Friday, July 26, 2013

Cloudy Scribe Went All Delphi On Us

Not too long ago in the greater scheme of things, we wrote a little story for DefCon21. You can find it here.

[TL;DR -- Set in 2034,"In Too Deep" follows Georgia Tech student Anthony Frederickson (who'd really rather you call him 3-d33p) on an ill-fated trip to DefCon42, the world's most (in)famous hacker convention... No spoilers, but a few months before heading out to Las Vegas, Anthony discovers that his nifty new blazer not only changes colors and images in time with music and its environment, but it can also activate an 0day hack, just by being in the room with a camera...]

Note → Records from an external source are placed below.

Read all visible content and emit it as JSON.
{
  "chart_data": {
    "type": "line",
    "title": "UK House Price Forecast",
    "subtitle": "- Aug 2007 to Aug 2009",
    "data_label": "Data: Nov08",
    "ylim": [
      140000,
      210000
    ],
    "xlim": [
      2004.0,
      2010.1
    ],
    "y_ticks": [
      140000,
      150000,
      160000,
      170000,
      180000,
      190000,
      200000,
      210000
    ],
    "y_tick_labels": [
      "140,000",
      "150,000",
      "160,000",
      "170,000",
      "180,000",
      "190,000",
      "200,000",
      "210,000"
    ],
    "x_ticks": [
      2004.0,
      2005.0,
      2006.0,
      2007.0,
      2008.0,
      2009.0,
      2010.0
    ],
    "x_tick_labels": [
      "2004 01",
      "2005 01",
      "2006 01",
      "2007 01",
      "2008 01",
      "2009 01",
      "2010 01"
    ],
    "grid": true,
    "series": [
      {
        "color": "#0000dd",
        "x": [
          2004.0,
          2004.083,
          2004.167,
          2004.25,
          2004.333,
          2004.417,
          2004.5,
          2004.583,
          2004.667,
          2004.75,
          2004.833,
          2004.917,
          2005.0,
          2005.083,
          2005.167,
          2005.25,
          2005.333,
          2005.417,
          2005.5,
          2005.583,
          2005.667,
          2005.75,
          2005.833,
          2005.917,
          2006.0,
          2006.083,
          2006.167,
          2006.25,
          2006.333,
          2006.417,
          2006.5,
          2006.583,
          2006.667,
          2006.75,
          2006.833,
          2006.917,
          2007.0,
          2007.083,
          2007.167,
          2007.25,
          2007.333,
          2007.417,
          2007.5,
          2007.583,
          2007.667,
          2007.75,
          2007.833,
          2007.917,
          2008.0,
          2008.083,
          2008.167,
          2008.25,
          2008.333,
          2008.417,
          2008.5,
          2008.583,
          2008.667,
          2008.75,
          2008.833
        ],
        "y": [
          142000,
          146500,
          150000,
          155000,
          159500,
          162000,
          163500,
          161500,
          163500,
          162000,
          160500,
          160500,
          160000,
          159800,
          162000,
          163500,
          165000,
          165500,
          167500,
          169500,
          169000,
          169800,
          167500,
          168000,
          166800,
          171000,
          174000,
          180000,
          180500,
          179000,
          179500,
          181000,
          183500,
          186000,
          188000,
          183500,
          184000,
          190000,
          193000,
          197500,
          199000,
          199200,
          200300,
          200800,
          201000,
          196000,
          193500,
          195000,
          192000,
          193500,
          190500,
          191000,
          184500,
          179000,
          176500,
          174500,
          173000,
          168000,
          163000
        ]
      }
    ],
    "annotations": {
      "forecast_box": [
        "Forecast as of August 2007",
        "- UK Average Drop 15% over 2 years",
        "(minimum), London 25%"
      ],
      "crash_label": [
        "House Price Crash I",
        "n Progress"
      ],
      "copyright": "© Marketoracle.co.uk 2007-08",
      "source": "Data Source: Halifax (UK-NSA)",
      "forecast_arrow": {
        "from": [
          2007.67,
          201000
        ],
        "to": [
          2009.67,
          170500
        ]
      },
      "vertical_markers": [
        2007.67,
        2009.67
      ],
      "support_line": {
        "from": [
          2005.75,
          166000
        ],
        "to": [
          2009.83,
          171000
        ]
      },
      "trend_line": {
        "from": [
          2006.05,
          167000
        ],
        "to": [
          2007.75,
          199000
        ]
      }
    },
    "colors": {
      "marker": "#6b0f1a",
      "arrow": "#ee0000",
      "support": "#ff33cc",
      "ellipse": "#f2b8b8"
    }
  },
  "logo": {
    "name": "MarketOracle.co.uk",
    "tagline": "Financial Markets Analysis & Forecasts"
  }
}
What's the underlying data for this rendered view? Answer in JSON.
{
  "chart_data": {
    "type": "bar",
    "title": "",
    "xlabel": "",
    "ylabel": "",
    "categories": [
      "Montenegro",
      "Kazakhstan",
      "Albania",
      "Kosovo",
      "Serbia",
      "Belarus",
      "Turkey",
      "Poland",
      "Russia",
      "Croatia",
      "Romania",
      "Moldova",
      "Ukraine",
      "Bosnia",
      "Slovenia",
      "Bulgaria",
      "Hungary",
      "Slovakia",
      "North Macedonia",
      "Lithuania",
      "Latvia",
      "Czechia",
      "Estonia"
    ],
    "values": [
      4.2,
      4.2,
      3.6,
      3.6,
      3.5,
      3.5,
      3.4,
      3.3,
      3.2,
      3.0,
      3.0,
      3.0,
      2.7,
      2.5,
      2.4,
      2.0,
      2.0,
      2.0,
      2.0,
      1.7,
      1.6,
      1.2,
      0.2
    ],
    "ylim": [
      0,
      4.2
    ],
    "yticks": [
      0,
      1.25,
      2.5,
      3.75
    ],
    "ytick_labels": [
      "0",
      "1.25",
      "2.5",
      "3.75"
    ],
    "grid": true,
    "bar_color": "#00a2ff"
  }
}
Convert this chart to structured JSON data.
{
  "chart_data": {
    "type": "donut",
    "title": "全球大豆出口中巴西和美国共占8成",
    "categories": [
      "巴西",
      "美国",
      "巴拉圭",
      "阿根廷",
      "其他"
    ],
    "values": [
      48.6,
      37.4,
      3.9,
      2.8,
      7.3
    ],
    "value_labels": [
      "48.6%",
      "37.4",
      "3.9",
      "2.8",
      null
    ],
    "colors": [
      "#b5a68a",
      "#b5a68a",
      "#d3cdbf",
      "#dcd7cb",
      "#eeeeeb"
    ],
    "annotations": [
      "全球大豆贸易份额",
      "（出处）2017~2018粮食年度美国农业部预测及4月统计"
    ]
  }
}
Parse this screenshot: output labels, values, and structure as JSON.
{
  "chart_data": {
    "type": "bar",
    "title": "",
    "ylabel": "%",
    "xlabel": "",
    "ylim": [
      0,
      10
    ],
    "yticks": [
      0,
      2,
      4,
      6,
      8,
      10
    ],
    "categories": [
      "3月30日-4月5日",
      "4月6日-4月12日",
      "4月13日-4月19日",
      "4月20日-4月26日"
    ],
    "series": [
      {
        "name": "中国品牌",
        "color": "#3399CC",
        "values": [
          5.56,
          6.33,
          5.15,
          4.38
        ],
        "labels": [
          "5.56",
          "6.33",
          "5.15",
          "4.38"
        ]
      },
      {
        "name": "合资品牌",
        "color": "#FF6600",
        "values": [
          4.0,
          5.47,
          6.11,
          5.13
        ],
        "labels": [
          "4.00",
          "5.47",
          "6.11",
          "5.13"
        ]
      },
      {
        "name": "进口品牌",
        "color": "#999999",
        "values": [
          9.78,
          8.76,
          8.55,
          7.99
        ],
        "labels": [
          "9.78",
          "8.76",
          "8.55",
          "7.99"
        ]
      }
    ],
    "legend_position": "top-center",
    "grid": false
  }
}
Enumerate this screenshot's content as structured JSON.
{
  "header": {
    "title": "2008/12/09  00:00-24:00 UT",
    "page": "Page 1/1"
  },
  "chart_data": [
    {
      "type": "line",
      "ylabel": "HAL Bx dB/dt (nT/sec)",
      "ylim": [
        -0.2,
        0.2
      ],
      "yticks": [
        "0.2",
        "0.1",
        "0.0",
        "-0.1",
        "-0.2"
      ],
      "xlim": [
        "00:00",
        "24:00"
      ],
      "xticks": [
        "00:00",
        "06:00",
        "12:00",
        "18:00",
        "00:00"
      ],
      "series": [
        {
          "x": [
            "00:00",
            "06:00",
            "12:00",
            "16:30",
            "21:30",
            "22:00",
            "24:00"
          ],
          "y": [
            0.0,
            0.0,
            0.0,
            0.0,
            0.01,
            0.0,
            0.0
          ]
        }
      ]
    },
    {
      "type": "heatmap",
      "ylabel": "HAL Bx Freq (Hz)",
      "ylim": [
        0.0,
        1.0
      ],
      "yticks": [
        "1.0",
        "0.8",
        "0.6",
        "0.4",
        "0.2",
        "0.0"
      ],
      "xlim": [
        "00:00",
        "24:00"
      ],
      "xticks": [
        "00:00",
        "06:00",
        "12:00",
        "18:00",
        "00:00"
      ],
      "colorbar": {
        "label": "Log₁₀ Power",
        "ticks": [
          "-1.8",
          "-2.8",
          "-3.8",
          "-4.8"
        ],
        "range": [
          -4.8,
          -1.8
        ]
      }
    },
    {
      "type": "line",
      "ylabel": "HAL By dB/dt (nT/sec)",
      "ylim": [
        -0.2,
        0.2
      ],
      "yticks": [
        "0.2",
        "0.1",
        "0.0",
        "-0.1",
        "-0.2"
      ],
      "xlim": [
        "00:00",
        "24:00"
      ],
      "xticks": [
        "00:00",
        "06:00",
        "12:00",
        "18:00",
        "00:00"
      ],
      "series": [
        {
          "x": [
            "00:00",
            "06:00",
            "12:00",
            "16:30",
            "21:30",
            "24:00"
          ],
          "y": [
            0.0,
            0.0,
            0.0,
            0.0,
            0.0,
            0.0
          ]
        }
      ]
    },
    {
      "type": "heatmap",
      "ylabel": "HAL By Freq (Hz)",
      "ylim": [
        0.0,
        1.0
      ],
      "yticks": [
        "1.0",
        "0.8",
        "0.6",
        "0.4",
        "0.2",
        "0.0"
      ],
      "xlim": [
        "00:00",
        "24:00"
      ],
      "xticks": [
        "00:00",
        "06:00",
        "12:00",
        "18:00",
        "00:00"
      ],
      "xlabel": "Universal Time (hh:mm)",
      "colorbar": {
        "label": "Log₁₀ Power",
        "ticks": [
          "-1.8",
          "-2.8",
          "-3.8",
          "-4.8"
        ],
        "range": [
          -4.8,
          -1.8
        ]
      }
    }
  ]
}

All three of us worked on "In Too Deep," but -- as with so many of our stories -- this really is Cloudy's baby. And it's a pretty cool idea, right? He comes up with a lot of those, and we do a lot to turn them into stories y'all wanna read... Well, it turns out Cloudy's not just prolific, he's prescient, too! Check out this article about a (now-fixed) flaw in Google Glass. When Tasky saw it, he said, "Wow, dude. You're like the Oracle of Delphi... Except, not sexy." Haters gonna hate.

But, seriously, y'all. Check this out:

Google glass' camera scans all photos it takes for QR codes so that it can make Wi-Fi and Bluetooth connections to a phone for internet access. So...

"Whenever the Glass software detects a QR code, it decodes it to see if it names a Wi-Fi network to connect to. It will do this even if the code does not occupy the whole of the frame - so a hacker could get a Glass owner to hack their own device just by standing near a printout of special QR code.

'We created a QR code that told Glass to connect to a Wi-Fi network of my choosing and started sending data to that,' Marc Rogers, principal security analyst at Lookout, told the Guardian. 'We could become the middleman, and if we needed to strip out the encryption on the connection. Then we could see the pictures or video that it's uploading. We could also direct it to a site on the web which exploits a known vulnerability in Android 4.0.4' - used by Glass - 'which hacked Glass at it browsed the page.'"
Sound familiar? Sound like something a particular Scribe might have come up with? Let's get down to brass tacks:
"Both the vulnerablity, and the way it was delivered, are unique to Glass - a consequence of it being connected," Rogers said. "I don't think anyone's hacked a device with an image before."

At least no one had done it in real life. Just another reason you might wanna keep an eye on us. ESP: Fiction or Premonition?